The government realizes this and provides a valuable tool to help you recover in the form of bankruptcy. In spite of the stigma surrounding it, the process is nothing to feel shame about. People from all walks of life, including famous stars, experience monetary difficulties, often through no fault of their own, that lead to them filing for bankruptcy. What kind do you need, though? While the U.S. has six types, only two, Chapter 7 and Chapter 13, are relevant to regular consumers like you. The two differ from each other in a couple of key areas.


One of the major differences between the two is how you qualify. It basically comes down to your income. For Chapter 7 bankruptcy, you must make below the state average or pass a means test. If you fail to meet the earnings requirement or are behind on a mortgage and want to retain your home, then you need to consider Chapter 13 bankruptcy.

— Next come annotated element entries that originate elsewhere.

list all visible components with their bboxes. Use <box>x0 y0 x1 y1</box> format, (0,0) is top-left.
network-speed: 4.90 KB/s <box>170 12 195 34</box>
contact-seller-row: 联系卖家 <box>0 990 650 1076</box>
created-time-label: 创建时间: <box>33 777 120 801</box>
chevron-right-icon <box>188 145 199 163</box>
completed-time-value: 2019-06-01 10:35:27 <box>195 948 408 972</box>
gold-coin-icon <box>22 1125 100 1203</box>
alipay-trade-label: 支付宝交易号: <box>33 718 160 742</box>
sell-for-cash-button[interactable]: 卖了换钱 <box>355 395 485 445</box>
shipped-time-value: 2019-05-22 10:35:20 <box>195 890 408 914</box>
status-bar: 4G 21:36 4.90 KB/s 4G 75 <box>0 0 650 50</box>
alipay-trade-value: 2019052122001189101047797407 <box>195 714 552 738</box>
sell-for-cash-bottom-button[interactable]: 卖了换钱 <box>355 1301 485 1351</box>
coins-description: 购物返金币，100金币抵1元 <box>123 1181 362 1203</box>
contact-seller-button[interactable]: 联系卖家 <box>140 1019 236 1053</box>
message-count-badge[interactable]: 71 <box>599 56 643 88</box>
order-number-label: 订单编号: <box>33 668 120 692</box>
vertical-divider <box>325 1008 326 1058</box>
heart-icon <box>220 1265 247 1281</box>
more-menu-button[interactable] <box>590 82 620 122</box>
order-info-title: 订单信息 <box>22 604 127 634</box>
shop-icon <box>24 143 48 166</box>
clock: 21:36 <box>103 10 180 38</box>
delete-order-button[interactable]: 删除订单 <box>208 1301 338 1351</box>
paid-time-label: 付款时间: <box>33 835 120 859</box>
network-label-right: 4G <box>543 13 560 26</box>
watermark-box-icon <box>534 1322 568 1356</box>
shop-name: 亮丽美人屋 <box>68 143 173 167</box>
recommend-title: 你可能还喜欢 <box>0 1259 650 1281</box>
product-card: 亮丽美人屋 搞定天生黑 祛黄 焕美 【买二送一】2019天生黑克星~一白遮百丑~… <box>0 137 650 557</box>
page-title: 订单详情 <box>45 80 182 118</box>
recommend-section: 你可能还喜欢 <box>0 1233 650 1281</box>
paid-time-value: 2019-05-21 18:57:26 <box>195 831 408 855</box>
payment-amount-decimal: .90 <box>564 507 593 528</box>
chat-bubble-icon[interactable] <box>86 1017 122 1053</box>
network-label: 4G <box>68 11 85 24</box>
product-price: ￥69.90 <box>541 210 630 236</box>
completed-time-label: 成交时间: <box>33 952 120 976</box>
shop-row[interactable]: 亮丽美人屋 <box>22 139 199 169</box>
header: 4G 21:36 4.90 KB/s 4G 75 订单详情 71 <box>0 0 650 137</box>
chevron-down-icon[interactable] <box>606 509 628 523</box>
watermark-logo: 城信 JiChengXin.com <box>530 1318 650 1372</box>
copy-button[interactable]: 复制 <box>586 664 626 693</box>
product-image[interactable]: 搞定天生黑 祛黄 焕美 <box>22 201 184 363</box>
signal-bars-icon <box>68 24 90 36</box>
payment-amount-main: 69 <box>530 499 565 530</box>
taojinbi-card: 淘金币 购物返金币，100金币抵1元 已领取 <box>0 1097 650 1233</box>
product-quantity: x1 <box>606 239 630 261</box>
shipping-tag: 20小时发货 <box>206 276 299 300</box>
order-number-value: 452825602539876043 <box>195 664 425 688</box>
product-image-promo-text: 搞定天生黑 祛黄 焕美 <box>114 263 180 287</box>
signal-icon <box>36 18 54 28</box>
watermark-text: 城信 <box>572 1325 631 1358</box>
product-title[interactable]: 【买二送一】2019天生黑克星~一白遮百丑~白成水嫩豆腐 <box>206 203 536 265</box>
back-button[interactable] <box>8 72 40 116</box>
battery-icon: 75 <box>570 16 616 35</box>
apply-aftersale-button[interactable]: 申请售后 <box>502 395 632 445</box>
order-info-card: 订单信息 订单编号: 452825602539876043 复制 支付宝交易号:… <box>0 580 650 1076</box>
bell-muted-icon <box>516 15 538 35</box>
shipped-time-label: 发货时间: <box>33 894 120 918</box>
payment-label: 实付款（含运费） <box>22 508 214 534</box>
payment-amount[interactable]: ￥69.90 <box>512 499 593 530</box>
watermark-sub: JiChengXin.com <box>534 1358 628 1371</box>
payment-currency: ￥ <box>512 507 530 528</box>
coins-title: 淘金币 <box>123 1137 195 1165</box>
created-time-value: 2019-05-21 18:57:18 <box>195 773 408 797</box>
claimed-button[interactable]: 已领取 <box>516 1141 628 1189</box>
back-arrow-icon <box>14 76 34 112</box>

The other main distinguisher between the two chapters is how they eliminate your debt. In Chapter 7 bankruptcy, your property is exempt and resulting in no repayment to the creditors. A Chapter 13 bankruptcy involves the development of a payment plan over a three to five year period of time making a Chapter 7 much faster.

Both Chapter 7 and Chapter 13 bankruptcy are viable avenues for wiping the slate clean and gaining a fresh start. However, there are certain kinds of debt (student loans, child support and alimony) that neither covers.